A obra ao fogo

Às vezes, sonho que estou outra vez a escrever na palhota na Alta Zambézia e depois acordo e sento-me na beira da cama, por exemplo às três da madrugada, e a janela do quarto que dá para o Jardim da Ajuda, no Funchal, é a mesma que dava para a vereda de terra batida no Bairro Artes e Ofícios, no Gurué, e eu estou lá a escrever com muito afinco e dedicação, como se escrever valesse alguma coisa na minha vida, como se escrever fosse a minha fortuna ou, para ser mais preciso, como se escrever fosse a minha única possibilidade de alcançar a fortuna. Estou alagado em suor e tenho uma ventoinha apontada para mim, porque as paredes da palhota são baixas e a cobertura é de zinco, pelo que o ambiente no interior é sempre muito quente, húmido e abafado.

Escrevo. Escrevo. Escrevo.

Acho que nunca escrevi tanto como no tempo em que vivi em Moçambique e cada frase tinha a força de um romance, ou de um ensaio, ou de um poema épico, porque eu reparava em tudo o que me rodeava com uma rara e inusitada acutilância, como se estivesse a ver o mundo pela primeira vez por dentro e por fora. Tudo transbordava de vida exemplar e histórias impactantes, mas também é certo que jamais consegui expressar na plenitude o que acabo de dizer. Jamais.

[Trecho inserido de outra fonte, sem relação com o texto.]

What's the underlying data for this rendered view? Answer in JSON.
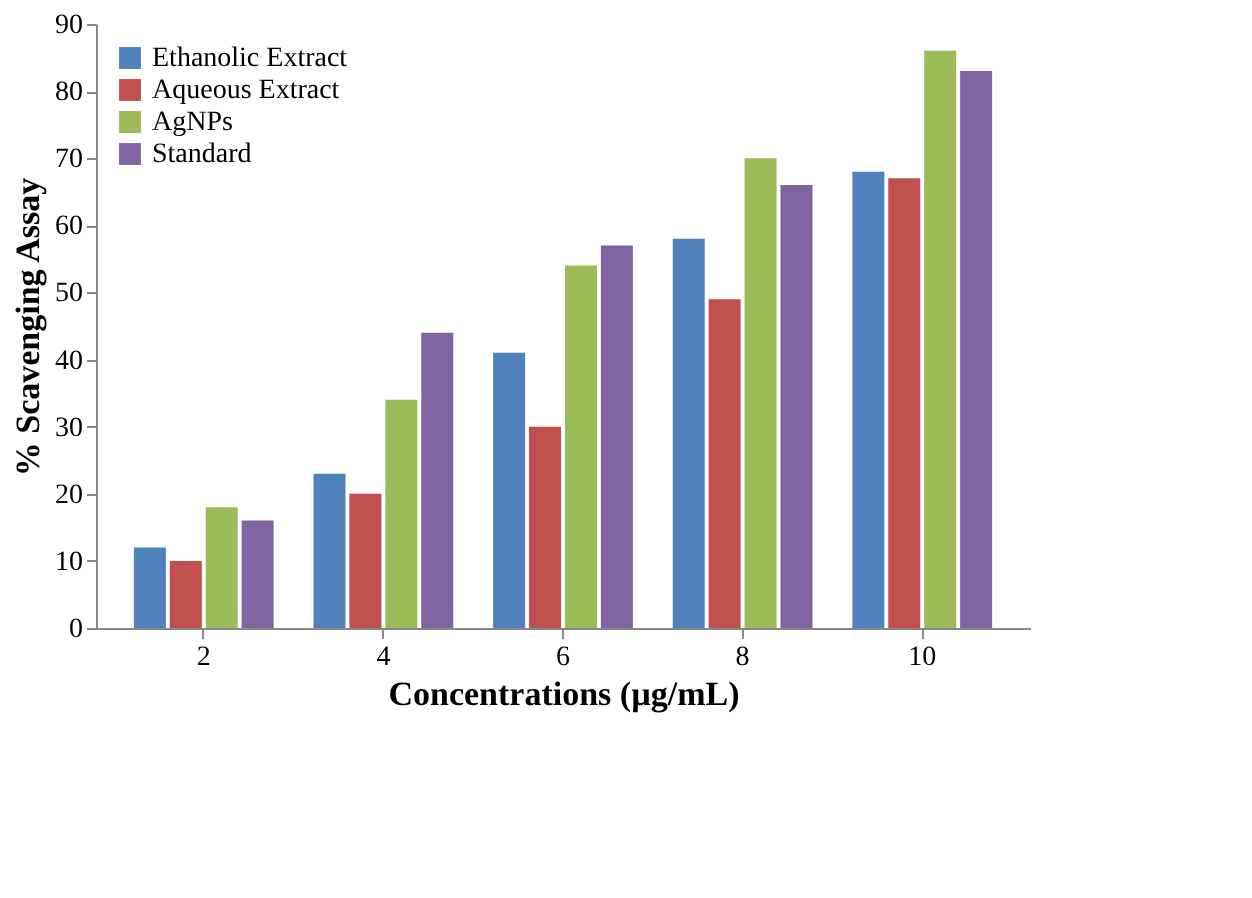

Talvez por isso, no decurso daqueles cinco anos em Moçambique, tantas vezes sonhei o inverso, sonhei que estava outra vez a escrever na minha terra e depois acordava e sentava-me na beira da cama, por exemplo às três da madrugada, uma hora tão perigosa naquelas paragens, e a janela do quarto que dava para a vereda de terra batida era exatamente a mesma virada para o jardim em casa das minhas tias – o jardim da minha vida, agora um triste jardim abandonado – e eu estava lá a escrever com muito apego e abnegação, como se escrever valesse ouro para mim, como se escrever fosse o princípio e o fim da minha salvação.

Ainda ontem, ou anteontem, depois do almoço, fui tomar um café ao pé de casa e estava a pensar nisto como se estivesse sentado diante da janela, talvez aqui, talvez em África, talvez no cabo do mundo, endoidecido por tanto escrever no vazio, em vazio, para o vazio, quando de repente alguém disse:

– Olá amigo!

Olhei e era um sem-abrigo, um dos vários que conheço, embora não saiba o nome de nenhum, e ele perguntou-me:

– As Páscoas foram boas?

E eu sim, foram boas, vem cá que te dou uma moeda.

E ele:

– Obrigado, mas você hoje está em baixo. Vê-se que está em baixo.

– Estou a pensar – disse-lhe.

Depois, acrescentei:

– Quando um gajo pensa, fica em baixo.

Afinal, acordo às três da manhã – uma hora de magia e mistério, como outra qualquer em que nada acontece – e sei que estou sozinho, porque escrever é um ato tão solitário como morrer. Posso até afirmar que escrever é uma forma delicada de dizer adeus à vida e de mostrar o poder absoluto do nada e eu bem vejo isso às três da madrugada através da janela que dá para o Jardim da Ajuda, em São Martinho, tal como antes o via através da janela virada para a vereda de terra batida no sopé dos Montes Namúli.

Escrevo. Escrevo. Escrevo.

Lá, seja lá onde for, como aqui, onde nasci e cresci, onde agora vivo e onde se calhar hei de morrer, cada frase contém a robustez de um livro inteiro, magistral e cheio de luz, porque eu reparo em tudo com uma invulgar sensibilidade, uma sensibilidade desconcertante, uma sensibilidade que quase me mata. Este é o meu mundo. Esta é a minha terra. Tudo o que neles acontece acontece-me a mim, tal como tudo o que me acontece também lhes acontece, sem tirar nem pôr, mas a verdade é que jamais conseguirei expressar na plenitude o que acabo de dizer. Jamais.